Because it is still unknown where the anthrax-laced letters came from, it's hard to say what went wrong. But the investigation has revealed how little the government knows about the nation's research establishment.
Officials know, for instance, that there are hundreds of labs with anthrax cultures in universities, private facilities, and public-health agencies. But they don't know the exact number because they don't keep an inventory.
At present, roughly 250 university laboratories are registered with the Centers for Disease Control and Prevention (CDC) to conduct research on some 30 viruses and bacteria defined as "select agents" - anthrax, the Ebola virus, and smallpox, among others. Of those, an estimated 20 to 30 are believed to be studying anthrax.
What gaps in knowledge remain are likely to be filled in soon, and procedures tightened surrounding the study of microbes that can be used as bioterrorist weapons. Since the first anthrax death in October, "there has been a lot of looking into freezers and seeing what's in there," says Scott Becker, head of the Association of Public Health Laboratories in Washington.

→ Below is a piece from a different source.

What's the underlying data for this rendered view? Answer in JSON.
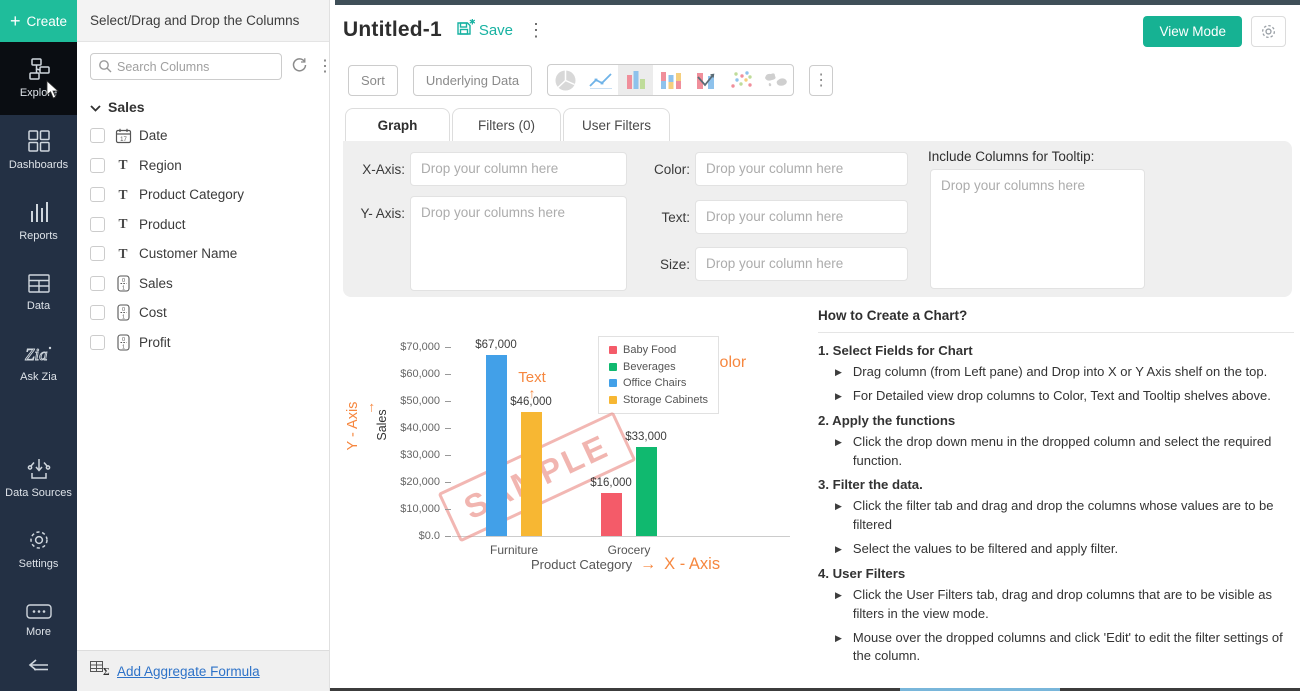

He says many state health agencies received a wake-up call about how vulnerability the US is to a biological outbreak, when a strain of the African West Nile Virus showed up in the eastern United States in 1999. It has been linked to at least seven deaths in the New York area. Many labs began reevaluating their capabilities and realized they would be lacking if a major outbreak occurred.
But it took the events of Sept. 11 and the subsequent anthrax deaths to shake Congress into action. The Office of the Inspector General will not confirm nor deny that it will be touring UTMB, or any other campus for that matter, saying such an issue is a matter of national security.